Le sens originaire de ce mot avait, dans la langue latine, signifiait force, vigueur […]. Le mot valoir a pris dans la langue française un autre sens fort usité, et qui, quoique différent de l'acception qu'on donne dans le commerce à ce mot et à celui de valeur, en est cependant la première base.
Il exprime cette bonté relative à nos besoins par laquelle les dons et les biens de la nature sont regardés comme propres à nos jouissances, à la satisfaction de nos désirs. On dit qu'un ragoût ne vaut rien quand il est mauvais au goût, qu'un aliment ne vaut rien pour la santé, qu'une étoffe vaut mieux qu'une autre étoffe, expression qui n'a aucun rapport à la valeur commerçable, et signifie seulement qu'elle est plus propre aux usages auxquels on la destine. […]
Ce sens du mot valeur aurait lieu pour un homme isolé, sans communication avec les autres hommes.
Nous considérerons cet homme n'exerçant ses facultés que sur un seul objet ; il le recherchera, l'évitera ou le laissera avec indifférence. Dans le premier cas, il a sans doute un motif de rechercher cet objet : il le juge propre à sa jouissance, il le trouvera bon, et cette bonté relative pourrait absolument être appelée valeur. Mais cette valeur, n'étant point comparée à d'autres valeurs, ne serait point susceptible de mesure, et la chose qui vaut ne serait point évaluée.
Si ce même homme a le choix entre plusieurs objets propres à son usage, il pourra préférer l'un à l'autre, trouver une orange plus agréable que des châtaignes, une fourrure meilleure pour le défendre du froid qu'une toile de coton : il jugera qu'une de ces choses vaut mieux qu'une autre ; il comparera dans son esprit, il appréciera leur valeur. Il se déterminera en conséquence à se charger des choses qu'il préfère et à laisser les autres.
Le sauvage aura tué un veau qu'il portait à sa cabane : il trouve en son chemin un chevreuil ; il le tue, et il le prend à la place du veau, dans l'espérance de manger une chair plus délicate. C'est ainsi qu'un enfant qui a d'abord rempli ses poches de châtaignes, les vide pour faire place à des dragées qu'on lui présente.
Voilà donc une comparaison de valeurs, une évaluation des différents objets dans ces jugements du sauvage et de l'enfant ; mais ces évaluations n'ont rien de fixe, elles changent d'un moment à l'autre, suivant que les besoins de l'homme varient. Lorsque le sauvage a faim, il fera plus de cas d'un morceau de gibier que de la meilleure peau d'ours ; mais que sa faim soit satisfaite et qu'il ait froid, ce sera la peau d'ours qui lui deviendra précieuse.

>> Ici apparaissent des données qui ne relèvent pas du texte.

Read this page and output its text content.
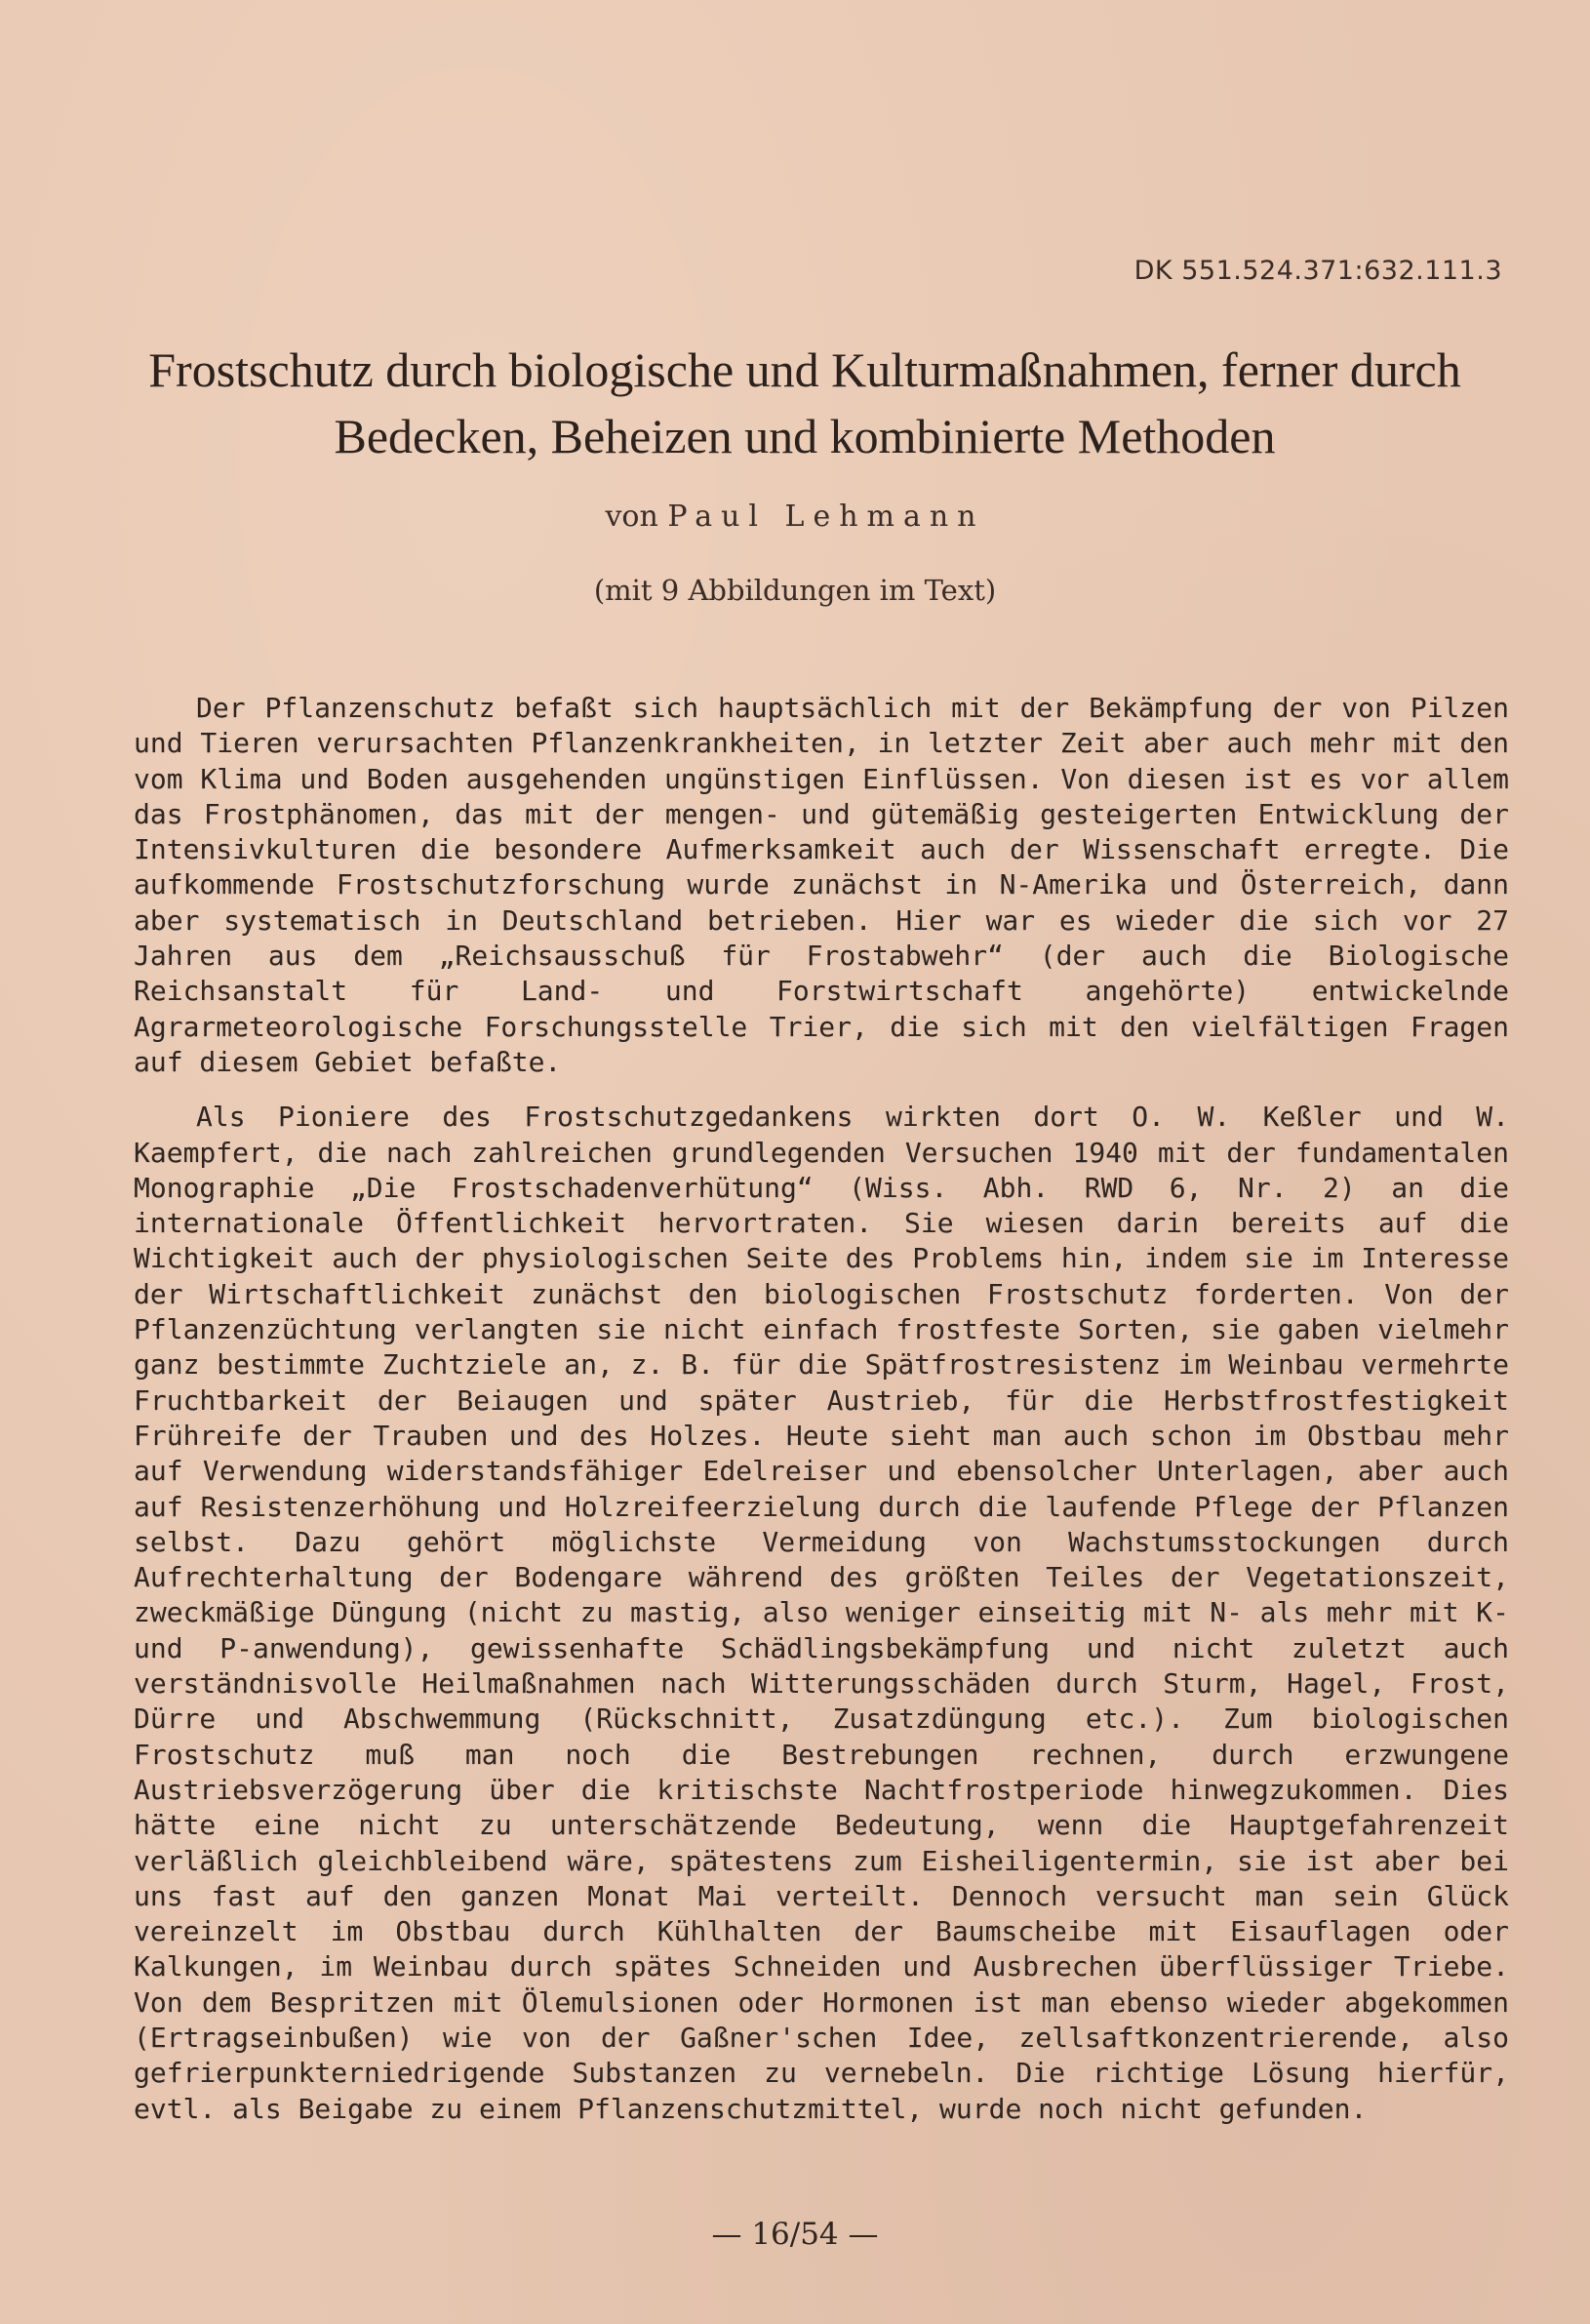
DK 551.524.371:632.111.3
Frostschutz durch biologische und Kulturmaßnahmen, ferner durch
Bedecken, Beheizen und kombinierte Methoden
von Paul Lehmann
(mit 9 Abbildungen im Text)

Der Pflanzenschutz befaßt sich hauptsächlich mit der Bekämpfung der von Pilzen und Tieren verursachten Pflanzenkrankheiten, in letzter Zeit aber auch mehr mit den vom Klima und Boden ausgehenden ungünstigen Einflüssen. Von diesen ist es vor allem das Frostphänomen, das mit der mengen- und gütemäßig gesteigerten Entwicklung der Intensivkulturen die besondere Aufmerksamkeit auch der Wissenschaft erregte. Die aufkommende Frostschutzforschung wurde zunächst in N-Amerika und Österreich, dann aber systematisch in Deutschland betrieben. Hier war es wieder die sich vor 27 Jahren aus dem „Reichsausschuß für Frostabwehr“ (der auch die Biologische Reichsanstalt für Land- und Forstwirtschaft angehörte) entwickelnde Agrarmeteorologische Forschungsstelle Trier, die sich mit den vielfältigen Fragen auf diesem Gebiet befaßte.

Als Pioniere des Frostschutzgedankens wirkten dort O. W. Keßler und W. Kaempfert, die nach zahlreichen grundlegenden Versuchen 1940 mit der fundamentalen Monographie „Die Frostschadenverhütung“ (Wiss. Abh. RWD 6, Nr. 2) an die internationale Öffentlichkeit hervortraten. Sie wiesen darin bereits auf die Wichtigkeit auch der physiologischen Seite des Problems hin, indem sie im Interesse der Wirtschaftlichkeit zunächst den biologischen Frostschutz forderten. Von der Pflanzenzüchtung verlangten sie nicht einfach frostfeste Sorten, sie gaben vielmehr ganz bestimmte Zuchtziele an, z. B. für die Spätfrostresistenz im Weinbau vermehrte Fruchtbarkeit der Beiaugen und später Austrieb, für die Herbstfrostfestigkeit Frühreife der Trauben und des Holzes. Heute sieht man auch schon im Obstbau mehr auf Verwendung widerstandsfähiger Edelreiser und ebensolcher Unterlagen, aber auch auf Resistenzerhöhung und Holzreifeerzielung durch die laufende Pflege der Pflanzen selbst. Dazu gehört möglichste Vermeidung von Wachstumsstockungen durch Aufrechterhaltung der Bodengare während des größten Teiles der Vegetationszeit, zweckmäßige Düngung (nicht zu mastig, also weniger einseitig mit N- als mehr mit K- und P-anwendung), gewissenhafte Schädlingsbekämpfung und nicht zuletzt auch verständnisvolle Heilmaßnahmen nach Witterungsschäden durch Sturm, Hagel, Frost, Dürre und Abschwemmung (Rückschnitt, Zusatzdüngung etc.). Zum biologischen Frostschutz muß man noch die Bestrebungen rechnen, durch erzwungene Austriebsverzögerung über die kritischste Nachtfrostperiode hinwegzukommen. Dies hätte eine nicht zu unterschätzende Bedeutung, wenn die Hauptgefahrenzeit verläßlich gleichbleibend wäre, spätestens zum Eisheiligentermin, sie ist aber bei uns fast auf den ganzen Monat Mai verteilt. Dennoch versucht man sein Glück vereinzelt im Obstbau durch Kühlhalten der Baumscheibe mit Eisauflagen oder Kalkungen, im Weinbau durch spätes Schneiden und Ausbrechen überflüssiger Triebe. Von dem Bespritzen mit Ölemulsionen oder Hormonen ist man ebenso wieder abgekommen (Ertragseinbußen) wie von der Gaßner'schen Idee, zellsaftkonzentrierende, also gefrierpunkterniedrigende Substanzen zu vernebeln. Die richtige Lösung hierfür, evtl. als Beigabe zu einem Pflanzenschutzmittel, wurde noch nicht gefunden.

— 16/54 —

Le plus souvent, le sauvage borne ses désirs à la satisfaction du besoin présent, et quelle que soit la quantité des objets dont il peut user, dès qu'il en a pris ce qu'il lui faut, il abandonne le reste, qui ne lui est bon à rien.
L'expérience apprend cependant à notre sauvage que parmi les objets propres à ses jouissances, il en est quelques-uns que leur nature rend susceptibles d'être conservés pendant quelque temps et qu'il peut accumuler pour les besoins à venir : ceux-là conservent leur valeur, même lorsque le besoin du moment est satisfait. Il cherche à se les approprier, c'est-à-dire à les mettre dans un lieu sûr où il puisse les cacher ou les défendre. On voit que les considérations qui entrent dans l'estimation de cette valeur, uniquement relative à l'homme qui jouit ou qui désire, se multiplient beaucoup par ce nouveau point de vue qu'ajoute la prévoyance au premier sentiment du besoin. — Lorsque ce sentiment, qui d'abord n'était que momentané, prend un caractère de permanence, l'homme commence à comparer entre eux ses besoins, à proportionner la recherche des objets non plus uniquement à l'impulsion rapide du besoin présent, mais à l'ordre de nécessité et d'utilité des différents besoins.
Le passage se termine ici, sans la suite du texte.